ACMA member Samantha Yorke said Australians are becoming increasingly frustrated about receiving commercial promotions from companies without their agreement. In the 11 months before opening its formal investigation, the ACMA sent five spam compliance alerts to Outdoor Supacentre after receiving consumer complaints.
“Businesses have a responsibility not to send unwanted spam and also to respect people’s wishes when they ask to stop receiving these messages,” Ms Yorke said. “The alerts serve as a warning that businesses may have compliance issues with their e-marketing systems, so it’s disappointing that Outdoor Supacentre didn’t take the opportunity to adequately address the problems before we had to step in.”
Under spam regulations, businesses must obtain consent from recipients before sending e-marketing messages and include an unsubscribe option. Any unsubscribe requests must be processed within five business days.
In addition to the penalty, ACMA has secured a three-year court-enforceable undertaking from Outdoor Supacentre. This commitment involves appointing an independent consultant to review compliance with spam regulations and making necessary improvements, with regular reporting to ACMA.

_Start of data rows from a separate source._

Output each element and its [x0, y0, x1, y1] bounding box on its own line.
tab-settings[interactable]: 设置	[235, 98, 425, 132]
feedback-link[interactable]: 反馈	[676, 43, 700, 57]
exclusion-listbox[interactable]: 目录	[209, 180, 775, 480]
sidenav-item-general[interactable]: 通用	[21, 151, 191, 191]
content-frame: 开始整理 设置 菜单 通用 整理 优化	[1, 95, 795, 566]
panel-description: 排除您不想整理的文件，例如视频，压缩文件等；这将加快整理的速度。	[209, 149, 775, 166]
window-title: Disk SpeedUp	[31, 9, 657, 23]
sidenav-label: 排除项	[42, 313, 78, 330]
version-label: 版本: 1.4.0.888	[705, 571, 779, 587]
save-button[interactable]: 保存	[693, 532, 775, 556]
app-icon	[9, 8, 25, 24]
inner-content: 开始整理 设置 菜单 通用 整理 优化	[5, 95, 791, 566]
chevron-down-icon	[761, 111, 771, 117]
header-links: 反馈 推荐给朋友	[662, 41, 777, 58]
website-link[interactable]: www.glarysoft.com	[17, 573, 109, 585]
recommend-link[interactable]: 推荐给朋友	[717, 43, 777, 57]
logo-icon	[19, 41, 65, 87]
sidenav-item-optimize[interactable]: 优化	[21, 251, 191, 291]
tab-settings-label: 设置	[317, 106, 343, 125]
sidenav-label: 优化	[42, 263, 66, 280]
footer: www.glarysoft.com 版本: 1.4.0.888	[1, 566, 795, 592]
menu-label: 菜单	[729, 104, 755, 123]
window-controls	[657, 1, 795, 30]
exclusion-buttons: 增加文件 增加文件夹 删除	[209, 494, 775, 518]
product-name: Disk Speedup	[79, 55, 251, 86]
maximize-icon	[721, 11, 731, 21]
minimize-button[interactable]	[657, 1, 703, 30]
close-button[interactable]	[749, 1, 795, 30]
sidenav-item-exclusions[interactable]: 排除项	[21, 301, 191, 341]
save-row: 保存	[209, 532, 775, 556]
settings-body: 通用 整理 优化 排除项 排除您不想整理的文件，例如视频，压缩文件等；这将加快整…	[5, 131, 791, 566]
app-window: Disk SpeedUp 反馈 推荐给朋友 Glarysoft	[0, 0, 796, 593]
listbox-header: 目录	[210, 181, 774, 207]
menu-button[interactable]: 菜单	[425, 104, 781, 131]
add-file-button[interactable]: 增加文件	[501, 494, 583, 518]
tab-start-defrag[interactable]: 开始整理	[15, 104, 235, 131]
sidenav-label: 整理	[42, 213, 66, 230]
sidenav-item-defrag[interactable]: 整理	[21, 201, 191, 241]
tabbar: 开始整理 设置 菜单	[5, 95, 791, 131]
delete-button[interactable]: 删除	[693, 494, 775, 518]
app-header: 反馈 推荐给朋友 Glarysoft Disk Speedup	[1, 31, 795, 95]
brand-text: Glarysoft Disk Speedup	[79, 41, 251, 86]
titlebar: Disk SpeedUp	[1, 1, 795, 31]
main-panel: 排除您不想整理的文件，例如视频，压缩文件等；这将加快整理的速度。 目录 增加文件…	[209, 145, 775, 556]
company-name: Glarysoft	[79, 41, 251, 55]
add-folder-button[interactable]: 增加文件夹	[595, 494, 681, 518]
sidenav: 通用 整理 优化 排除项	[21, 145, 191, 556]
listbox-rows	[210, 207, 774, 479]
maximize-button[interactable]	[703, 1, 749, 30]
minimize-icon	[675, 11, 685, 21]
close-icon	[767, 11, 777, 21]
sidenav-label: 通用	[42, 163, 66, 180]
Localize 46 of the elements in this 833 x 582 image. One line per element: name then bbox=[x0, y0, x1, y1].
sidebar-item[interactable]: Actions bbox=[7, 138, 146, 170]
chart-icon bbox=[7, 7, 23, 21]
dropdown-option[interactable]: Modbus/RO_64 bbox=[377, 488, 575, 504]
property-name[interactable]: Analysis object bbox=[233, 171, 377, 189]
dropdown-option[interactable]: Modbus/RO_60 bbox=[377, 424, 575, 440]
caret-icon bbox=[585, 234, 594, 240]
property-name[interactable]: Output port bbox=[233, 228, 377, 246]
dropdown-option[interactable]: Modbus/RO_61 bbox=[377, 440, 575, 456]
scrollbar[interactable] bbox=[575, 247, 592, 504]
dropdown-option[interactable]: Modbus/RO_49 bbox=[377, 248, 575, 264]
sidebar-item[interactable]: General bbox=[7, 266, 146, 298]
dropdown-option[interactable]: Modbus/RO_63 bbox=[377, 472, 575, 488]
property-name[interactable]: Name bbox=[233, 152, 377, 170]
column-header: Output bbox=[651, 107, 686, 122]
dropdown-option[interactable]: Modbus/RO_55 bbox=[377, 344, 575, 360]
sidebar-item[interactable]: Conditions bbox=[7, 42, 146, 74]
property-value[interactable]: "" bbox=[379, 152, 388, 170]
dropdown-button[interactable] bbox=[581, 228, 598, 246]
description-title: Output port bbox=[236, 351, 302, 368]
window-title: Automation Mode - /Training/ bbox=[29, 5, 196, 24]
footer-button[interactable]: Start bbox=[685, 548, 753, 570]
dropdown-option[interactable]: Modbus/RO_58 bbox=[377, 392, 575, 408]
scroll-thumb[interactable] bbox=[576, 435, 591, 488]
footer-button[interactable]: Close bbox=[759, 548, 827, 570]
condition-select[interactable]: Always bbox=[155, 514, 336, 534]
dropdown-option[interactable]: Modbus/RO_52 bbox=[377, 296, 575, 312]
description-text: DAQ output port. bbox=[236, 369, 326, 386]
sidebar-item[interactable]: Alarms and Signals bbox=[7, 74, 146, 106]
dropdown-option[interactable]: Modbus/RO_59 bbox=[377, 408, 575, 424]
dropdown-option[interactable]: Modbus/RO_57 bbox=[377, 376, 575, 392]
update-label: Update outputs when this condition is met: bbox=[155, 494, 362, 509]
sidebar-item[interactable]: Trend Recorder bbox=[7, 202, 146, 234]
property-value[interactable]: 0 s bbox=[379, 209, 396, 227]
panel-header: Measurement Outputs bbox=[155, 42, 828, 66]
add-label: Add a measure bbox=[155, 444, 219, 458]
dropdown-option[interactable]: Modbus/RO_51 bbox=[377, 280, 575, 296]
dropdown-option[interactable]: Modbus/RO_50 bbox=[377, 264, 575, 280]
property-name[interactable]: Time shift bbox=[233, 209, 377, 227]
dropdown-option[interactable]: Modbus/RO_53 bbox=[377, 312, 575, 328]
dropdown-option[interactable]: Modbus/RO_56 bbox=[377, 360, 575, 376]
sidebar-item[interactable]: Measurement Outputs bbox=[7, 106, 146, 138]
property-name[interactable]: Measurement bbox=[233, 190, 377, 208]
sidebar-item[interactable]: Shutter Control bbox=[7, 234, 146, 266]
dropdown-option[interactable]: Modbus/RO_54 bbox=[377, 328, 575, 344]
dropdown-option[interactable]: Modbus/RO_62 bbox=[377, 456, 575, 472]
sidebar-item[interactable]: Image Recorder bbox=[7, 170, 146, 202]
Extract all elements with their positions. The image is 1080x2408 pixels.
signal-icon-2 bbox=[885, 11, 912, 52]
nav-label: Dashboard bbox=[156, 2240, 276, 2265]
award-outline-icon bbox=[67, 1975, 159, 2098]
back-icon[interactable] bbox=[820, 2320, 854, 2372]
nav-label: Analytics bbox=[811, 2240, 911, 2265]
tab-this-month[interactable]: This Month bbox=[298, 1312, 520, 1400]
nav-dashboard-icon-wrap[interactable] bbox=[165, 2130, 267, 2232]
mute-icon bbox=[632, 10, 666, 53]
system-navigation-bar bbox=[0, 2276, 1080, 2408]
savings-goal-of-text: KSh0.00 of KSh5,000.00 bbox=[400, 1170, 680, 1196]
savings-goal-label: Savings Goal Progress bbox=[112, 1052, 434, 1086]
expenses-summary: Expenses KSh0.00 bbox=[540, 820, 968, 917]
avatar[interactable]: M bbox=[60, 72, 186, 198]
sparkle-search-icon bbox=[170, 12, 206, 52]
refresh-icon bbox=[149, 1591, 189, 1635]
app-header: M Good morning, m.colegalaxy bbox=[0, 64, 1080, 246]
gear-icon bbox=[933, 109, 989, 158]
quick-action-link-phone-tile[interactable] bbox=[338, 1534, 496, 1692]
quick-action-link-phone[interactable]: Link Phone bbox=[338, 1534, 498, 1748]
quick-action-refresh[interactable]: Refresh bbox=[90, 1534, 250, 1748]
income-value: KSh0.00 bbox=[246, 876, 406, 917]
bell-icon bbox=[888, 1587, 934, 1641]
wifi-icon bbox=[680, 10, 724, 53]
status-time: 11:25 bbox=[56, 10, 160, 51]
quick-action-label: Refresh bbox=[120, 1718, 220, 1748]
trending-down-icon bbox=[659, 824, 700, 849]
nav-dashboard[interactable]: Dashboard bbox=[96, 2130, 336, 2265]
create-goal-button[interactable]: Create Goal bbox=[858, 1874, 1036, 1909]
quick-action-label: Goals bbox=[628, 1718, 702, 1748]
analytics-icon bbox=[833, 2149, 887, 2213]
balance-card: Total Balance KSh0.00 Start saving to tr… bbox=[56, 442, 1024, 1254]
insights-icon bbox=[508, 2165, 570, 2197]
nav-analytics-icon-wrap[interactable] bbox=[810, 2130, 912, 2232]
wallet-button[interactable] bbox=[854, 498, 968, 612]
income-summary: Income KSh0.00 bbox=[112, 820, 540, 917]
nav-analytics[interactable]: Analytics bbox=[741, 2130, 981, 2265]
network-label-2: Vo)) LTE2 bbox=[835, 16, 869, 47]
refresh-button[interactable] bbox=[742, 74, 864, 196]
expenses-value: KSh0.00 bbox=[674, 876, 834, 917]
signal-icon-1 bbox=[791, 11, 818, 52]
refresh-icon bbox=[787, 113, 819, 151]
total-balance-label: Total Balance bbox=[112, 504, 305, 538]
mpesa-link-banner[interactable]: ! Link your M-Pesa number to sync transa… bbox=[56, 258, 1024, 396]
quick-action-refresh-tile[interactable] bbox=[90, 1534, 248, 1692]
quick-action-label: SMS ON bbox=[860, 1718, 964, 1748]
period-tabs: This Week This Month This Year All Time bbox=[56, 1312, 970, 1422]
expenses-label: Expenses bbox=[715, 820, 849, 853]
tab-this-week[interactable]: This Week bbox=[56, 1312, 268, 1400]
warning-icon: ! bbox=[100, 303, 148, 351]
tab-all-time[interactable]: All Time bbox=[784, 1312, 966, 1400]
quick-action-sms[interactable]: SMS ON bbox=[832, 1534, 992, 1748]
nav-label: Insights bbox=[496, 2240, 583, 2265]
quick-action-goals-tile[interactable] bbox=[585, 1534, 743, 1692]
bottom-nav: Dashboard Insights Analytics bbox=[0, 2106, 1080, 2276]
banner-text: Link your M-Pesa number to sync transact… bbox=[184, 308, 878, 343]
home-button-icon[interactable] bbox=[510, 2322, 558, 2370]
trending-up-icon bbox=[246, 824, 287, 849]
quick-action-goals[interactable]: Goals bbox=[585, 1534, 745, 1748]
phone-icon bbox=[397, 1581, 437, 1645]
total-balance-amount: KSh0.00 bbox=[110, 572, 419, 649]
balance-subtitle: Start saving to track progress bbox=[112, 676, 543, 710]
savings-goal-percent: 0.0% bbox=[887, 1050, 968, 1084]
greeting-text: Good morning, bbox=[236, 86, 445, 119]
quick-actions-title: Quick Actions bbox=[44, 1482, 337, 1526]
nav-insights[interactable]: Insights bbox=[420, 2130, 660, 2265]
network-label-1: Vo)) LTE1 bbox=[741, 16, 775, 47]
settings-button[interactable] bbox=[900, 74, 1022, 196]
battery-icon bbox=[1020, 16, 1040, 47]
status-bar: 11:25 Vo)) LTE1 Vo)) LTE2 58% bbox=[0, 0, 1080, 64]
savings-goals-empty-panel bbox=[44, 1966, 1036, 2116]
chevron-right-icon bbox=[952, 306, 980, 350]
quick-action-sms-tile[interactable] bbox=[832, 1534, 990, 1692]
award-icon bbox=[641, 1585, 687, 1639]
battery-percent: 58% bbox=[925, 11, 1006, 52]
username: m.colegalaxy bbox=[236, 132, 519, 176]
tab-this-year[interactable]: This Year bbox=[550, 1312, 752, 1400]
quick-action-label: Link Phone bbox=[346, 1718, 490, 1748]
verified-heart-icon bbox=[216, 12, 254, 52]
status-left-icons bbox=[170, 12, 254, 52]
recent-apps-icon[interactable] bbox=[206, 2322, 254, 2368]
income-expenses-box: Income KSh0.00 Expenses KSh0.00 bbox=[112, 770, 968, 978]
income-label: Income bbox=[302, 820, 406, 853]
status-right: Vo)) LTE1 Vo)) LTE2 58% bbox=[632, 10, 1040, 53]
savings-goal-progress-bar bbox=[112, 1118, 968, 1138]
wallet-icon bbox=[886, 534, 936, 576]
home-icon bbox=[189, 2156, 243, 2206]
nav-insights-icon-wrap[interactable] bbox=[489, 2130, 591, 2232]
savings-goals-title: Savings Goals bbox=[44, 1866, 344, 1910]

“Any business that conducts e-marketing needs to follow the rules and the way you do that is by regularly reviewing your processes to ensure they remain within the law. Outdoor Supacentre used a third-party provider for elements of its marketing processes, but companies can’t outsource their compliance obligations,” Ms Yorke said.
Enforcement of the spam unsubscribe rules is one of the ACMA’s compliance priorities and over the last 18 months businesses have paid more than $12.5 million in penalties for breaches of the spam rules.